One week ago, a friend and I spent about two hours on the sidewalk across the street from the nest tree. We watched the male carrying sticks back and forth, eventually disappearing into the foliage with his nesting material. We saw the kite gracefully dipping and soaring high overhead. One of the females spent long minutes perched on a high bare branch, preening. In a more distant willow tree, one of the kites also preened.
In the rather brief time I spent watching the kites, it was not clear which female was the younger one, and the identity of the male (smaller than the female) was only clear when he copulated, which he did on several occasions. Observations reported in the last week seem to suggest that the male has copulated with both females and that incubation is occurring, but it is still unclear what the role of the younger female is. Is she a helper bird? Has she laid an egg in the nest? One or two eggs are the usual number.

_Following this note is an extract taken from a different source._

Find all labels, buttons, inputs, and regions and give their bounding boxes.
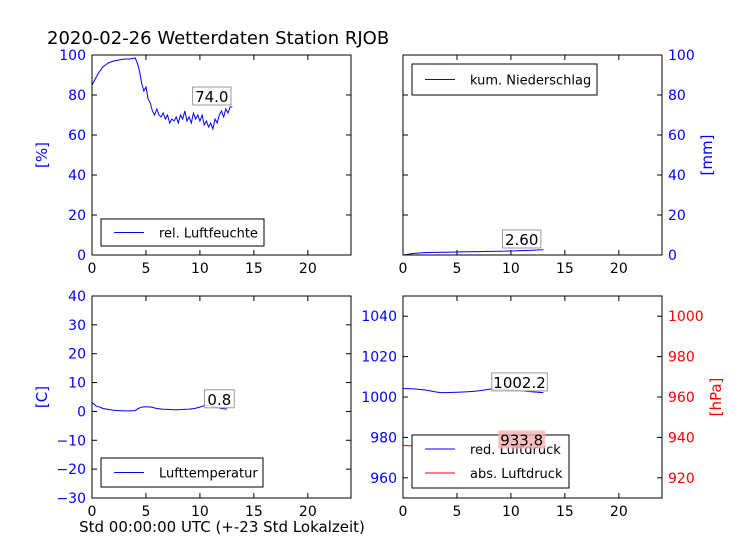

No one has yet suggested that there may be a second nest in the vicinity, though the Mississippi Kite often nests colonially.
What is a Mississippi Kite doing in New Hampshire? The answer: it is breeding. But that still doesn’t explain how three kites came to be so far out of their normal range, nor why they decided to stay in the north and breed. We won’t know those answers. Nor will we know whether those vagrants seen in previous years far outside of their range stayed around to breed, unnoticed by anyone who could identify them.
I do know that last Friday on that Main Street sidewalk, there were a dozen or so very intent birders, a number of curious motorists and passing joggers, and three Mississippi Kites. The birders were getting a rare treat, a vagrant seldom seen in New England, putting on an exceptionally rare show. The birders had smiles on their faces.
And the male kite, with his two females ... well, he seemed to have a smile on his face too. Good birding.